What your cat eats can make a big difference in whether they develop hairballs or not. Ingredients and the overall quality of the hairball control cat food are key here. The right cat food mimics what cats evolved to eat in the wild. This means meat, not filler material like grains.

A grain-filled kibble puts the cat's digestive system under stress. The effort of digesting grains like corn can trigger a host of issues. These include hairballs and changes in the gut biome.

What about if you put your cat on a meat-based diet? Premium cat food with meat as the first ingredient (like pork, etc) and organ meats (like liver) as the first three ingredients. These foods are easy to digest, rich in fats that lead to coat health, and are high in necessary nutrients and amino acids. Put together, all of this means that the cat is healthier and will shed less hair.

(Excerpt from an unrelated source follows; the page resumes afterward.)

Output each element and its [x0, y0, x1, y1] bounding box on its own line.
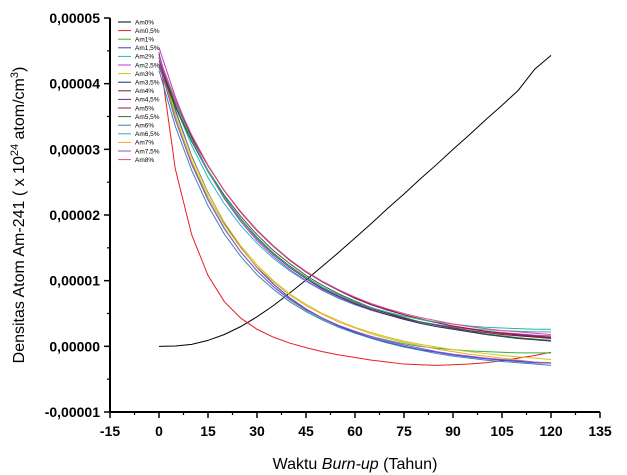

In general, you'll want to avoid dry kibbles and choose moist to wet foods. Why? A low moisture diet based on dry food causes chronic dehydration and alkaline urine, leading to urinary tract inflammation. It also slows digestion. Meanwhile, a moist diet based around meat sources leads to smooth, healthy digestion and less fur shedding, therefore, fewer hairballs.

Ingredients to Avoid:

  • whole-grain wheat
  • corn gluten meal
  • soybean meal
  • wheat gluten
  • rice flour
  • whole-grain corn
  • other grains slipped in as cheap filler

Ingredients to Look For:

  • unsaturated fatty acids from animal sources
  • meat as one of the first ingredients such as chicken, pork, etc
  • organ meat such as turkey necks, heart, etc
  • added animal-derived omega-3 supplements like krill oil

Although healthy cats will occasionally get hairballs, more frequent vomiting is a sign of a deeper problem. Your first stop for feline health concerns is to get advice from your veterinarian. The vet may be able to help you with both hairball control and managing the underlying problem. Although hairballs are unpleasant and messy, they can also be a valuable warning sign that something needs to change.